Get your head out of the gutter…I said What The Fudge!!!!!!
2. Since we’re talking about fudge..Anyone ever left out part of the sugar while cooking this decadent treat? NO? Well, if ever you find yourself in this situation try to refrain from adding it at the end of the process! My thought process was “how much difference could it really make if I add it now?”….Can you say “Sandy Fudge”? In my opinion, Fudge should NEVER crunch when you eat it….but that’s just me!
3. Ever start wrapping a gift and while you’re sitting on the floor trying to hold the darned paper together over your gift as you reach for the tape only to find that the tape that was just there a second ago has now vanished into thin air? That old Twister game’s got nothin on a middle aged woman crouched on the floor amid ribbons and bows with her right hand securely poised on the box to be wrapped, so as not to have the paper unravel, while she sorts through the jumbled shimmering mess for the priceless tape with her left! Santa must send elves to ‘help’ with gift wrapping! I can just imagine all the elves and Santa sitting around with cookies and cocoa in the days after Christmas watching their version of The North Pole’s Funniest videos!
4. Ever wonder if the stores are having you followed? ‘She has now purchased that giant lego set that will set her back for at least 6 months…proceed to put the lego set on sale for half price’!
5. What’s the deal with fruitcake?
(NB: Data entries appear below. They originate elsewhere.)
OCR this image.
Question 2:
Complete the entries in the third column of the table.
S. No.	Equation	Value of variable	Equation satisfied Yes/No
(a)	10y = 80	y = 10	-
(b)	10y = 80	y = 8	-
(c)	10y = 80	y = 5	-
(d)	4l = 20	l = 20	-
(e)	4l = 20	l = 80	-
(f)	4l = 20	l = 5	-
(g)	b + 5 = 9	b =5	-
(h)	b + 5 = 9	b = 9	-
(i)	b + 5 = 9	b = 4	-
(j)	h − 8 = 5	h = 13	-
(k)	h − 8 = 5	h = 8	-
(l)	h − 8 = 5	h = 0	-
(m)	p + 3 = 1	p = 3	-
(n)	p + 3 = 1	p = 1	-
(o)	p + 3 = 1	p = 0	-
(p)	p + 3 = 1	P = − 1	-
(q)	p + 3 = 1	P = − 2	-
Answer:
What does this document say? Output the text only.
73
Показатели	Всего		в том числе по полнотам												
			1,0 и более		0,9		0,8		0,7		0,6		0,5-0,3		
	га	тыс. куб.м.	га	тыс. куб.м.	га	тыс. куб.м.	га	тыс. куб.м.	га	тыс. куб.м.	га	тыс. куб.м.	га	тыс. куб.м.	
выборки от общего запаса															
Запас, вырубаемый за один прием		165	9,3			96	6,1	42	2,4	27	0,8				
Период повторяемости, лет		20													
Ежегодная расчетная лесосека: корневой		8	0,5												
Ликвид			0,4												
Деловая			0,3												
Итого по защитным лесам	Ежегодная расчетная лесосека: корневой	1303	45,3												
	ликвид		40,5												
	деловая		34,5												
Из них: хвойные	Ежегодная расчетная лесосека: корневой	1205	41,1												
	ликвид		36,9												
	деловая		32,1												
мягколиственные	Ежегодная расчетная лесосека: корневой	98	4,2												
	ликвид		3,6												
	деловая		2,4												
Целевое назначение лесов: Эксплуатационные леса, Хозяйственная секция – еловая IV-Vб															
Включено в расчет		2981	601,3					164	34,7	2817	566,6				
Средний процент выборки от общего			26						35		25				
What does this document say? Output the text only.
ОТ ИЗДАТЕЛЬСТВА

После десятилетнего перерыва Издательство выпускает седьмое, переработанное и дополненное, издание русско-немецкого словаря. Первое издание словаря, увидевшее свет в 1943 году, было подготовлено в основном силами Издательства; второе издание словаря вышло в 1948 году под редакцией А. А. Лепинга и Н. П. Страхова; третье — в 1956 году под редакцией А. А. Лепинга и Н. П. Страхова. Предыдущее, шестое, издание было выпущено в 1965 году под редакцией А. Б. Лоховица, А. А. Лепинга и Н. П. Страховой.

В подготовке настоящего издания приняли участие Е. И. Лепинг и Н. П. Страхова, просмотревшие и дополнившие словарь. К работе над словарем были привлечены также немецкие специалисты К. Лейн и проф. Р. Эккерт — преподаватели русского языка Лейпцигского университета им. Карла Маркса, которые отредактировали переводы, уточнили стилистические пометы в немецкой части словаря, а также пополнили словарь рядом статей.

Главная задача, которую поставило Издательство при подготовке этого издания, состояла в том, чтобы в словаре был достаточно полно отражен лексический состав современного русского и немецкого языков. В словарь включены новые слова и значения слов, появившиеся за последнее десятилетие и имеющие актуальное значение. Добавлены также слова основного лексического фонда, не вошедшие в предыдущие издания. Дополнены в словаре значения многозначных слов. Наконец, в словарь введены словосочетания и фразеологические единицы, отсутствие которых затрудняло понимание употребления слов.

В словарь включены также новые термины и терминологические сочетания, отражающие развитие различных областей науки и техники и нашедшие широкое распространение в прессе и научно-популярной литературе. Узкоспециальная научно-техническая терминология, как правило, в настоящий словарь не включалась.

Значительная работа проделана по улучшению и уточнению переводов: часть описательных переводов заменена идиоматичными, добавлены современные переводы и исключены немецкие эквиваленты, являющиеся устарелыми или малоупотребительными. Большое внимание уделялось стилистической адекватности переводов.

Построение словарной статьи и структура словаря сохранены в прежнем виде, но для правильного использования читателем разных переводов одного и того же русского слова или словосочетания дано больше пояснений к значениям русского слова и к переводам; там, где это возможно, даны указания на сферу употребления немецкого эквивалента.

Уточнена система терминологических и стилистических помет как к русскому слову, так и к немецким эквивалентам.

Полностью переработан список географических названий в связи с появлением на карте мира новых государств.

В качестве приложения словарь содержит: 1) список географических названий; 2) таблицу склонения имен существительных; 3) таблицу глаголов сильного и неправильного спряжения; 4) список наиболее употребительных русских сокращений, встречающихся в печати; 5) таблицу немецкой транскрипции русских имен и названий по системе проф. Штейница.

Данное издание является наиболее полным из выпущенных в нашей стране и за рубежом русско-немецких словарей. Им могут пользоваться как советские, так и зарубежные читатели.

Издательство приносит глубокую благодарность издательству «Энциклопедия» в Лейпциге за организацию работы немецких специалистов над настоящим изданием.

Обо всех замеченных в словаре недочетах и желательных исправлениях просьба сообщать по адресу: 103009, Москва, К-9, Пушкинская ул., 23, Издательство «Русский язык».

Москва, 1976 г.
I’ve always heard about fruitcake at Christmas and seen/heard the many funny jokes about it…so I decided I just HAD to try one. Chicken and the boys figured I needed to try one from a local bakery…for a $20 fruitcake MUST be good right? I can honestly say that is the ONLY cake I have ever had that made my stomach turn! I tried it three different times…just to give it a fair chance..after all, it IS a cake! Bluuuaaack! So my question is….What’s the deal with fruitcake?
6. Ever buy Christmas gifts earlier in the year, then hide them so well you don’t find them until July? I’m applying for a job with the Easter bunny…my hiding skills are amazing!
7. Does it mean you’re trailer trash if you decide to decorate your kids ugly playslide out front verses just putting it away for the winter?
8. Why does the post office not have a drive thru? Again with the funny videos as I try to balance a giant box on one hip as I hold a 2 year old in the other as I make my way across a busy parking lot…for once I am thanking The Good Lord for these big hips!
Seriously, I love the Holidays and look forward to them every year! It’s just a bonus that come January and the Holiday decorations are put away, that my house grows bigger in size! Ya’ll know what I’m talking about? Hallelujah!